Dr. Gutstein: And what interesting about the research is it demonstrates that there are two things that are really interesting. One is that they show that the neuroscientists have shown that as tasks become more complex and more dynamic…that the brain attempts to activate both of those areas. That’s where you’ll see the integration. But often, in simple tasks, they’re, what we call, anti-correlated. In other words, when task control areas are activated, usually the experience control areas deactivate. So, for simple kinds of simple tasks. Tying your shoes, whatever, whatever. Filling out forms, right? Because it gets in the way, right?

Dr. Gutstein: Similarly, if you just sort of imagining things in your head, daydreaming, if you’re just wondering about things in your mind, sort of inside your head doing stuff without a goal or being playful the task areas shut off. Deactivates. The experience management area network becomes activated, dominates. Only when both are needed do you see them. The brain dead lines up trying attempting to integrate them. So, that’s what we see not happening in people with Autism. And that’s a pretty universal thing to undervalue that ability. And that’s what dynamic intelligence is. That’s a neuro equivalent of intelligence. Is the ability of a dynamic basis to be able to, first of all, have each of these areas developing, right? Because each of these are networks. They’re not little structures in the brain. The default network is made up of a bunch of different parts of the brain as is the [inaudible 00:08:19] network, the dorsal attention network. One I didn’t put it on the right hand side of a lot great specialized processing areas.

Dr. Gutstein: You know, if you want to put in so much in the graphic. And to be able to have that access, to be able to develop that integration, and also be able to move from more integrated to more segregated states … In other words, different brain states. There’s a number of brain states and people who don’t have a unique intelligence have a larger number of brain states that they can move between and shift between, and can do that dynamically based on the needs at that moment. Right? They can shift between those different brain states.

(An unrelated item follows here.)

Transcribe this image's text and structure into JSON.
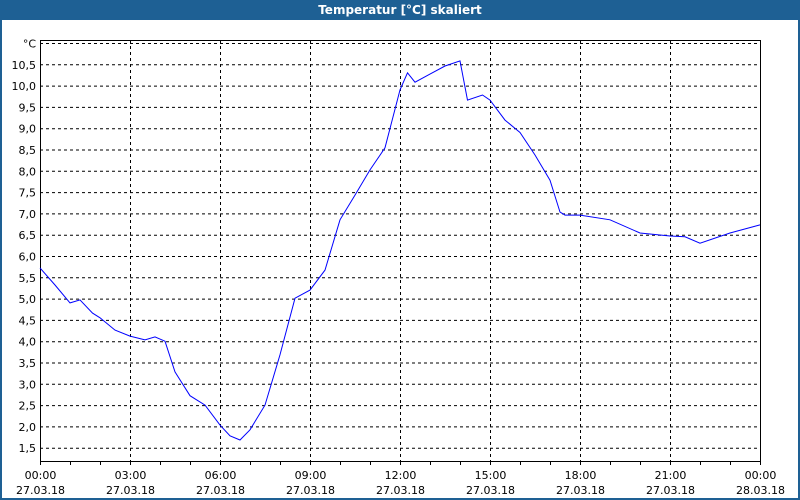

Dr. Gutstein: That’s what modern neuroscience is telling us. And then it makes autism very clear. High function autism, because if you have high functioning autism means that you’re not developing experience management network. Right? And we see that neurally, very clearly from the Autism neuro research and we see it from the psychological research. Is these are the products. If you look at the experience management you can see not all of them, it’s not complete, but look at the different products of that experience management network, right?

Dr. Gutstein: And I can only imagine trying to make it in the world without these things. You know? It’s unbelievable. But, what’s underneath that is not that these are not skills, these are products of that neuro development. Yes, they’re skills, too. But, you can’t do them without having those years of gradually developing the brain in this manner. So, anybody who thinks you got to teach these bunch of skills is out of their mind. You can’t teach. You can fake it. You can teach pseudo empathy. You can teach pseudo emotion processing. You can use that right hand side and that’s what people are trying to do to sort of overcompensate and to teach something that on this very surface looks like it.

Dr. Gutstein: But, the neuro function isn’t there. So, it can’t happen. You can have the bright right. It can’t happen without the neurology of it. You can have it without the brain being able to do it. So, it breaks down any kind of real world environment. So, to me, that’s the basis of what we’re trying to do.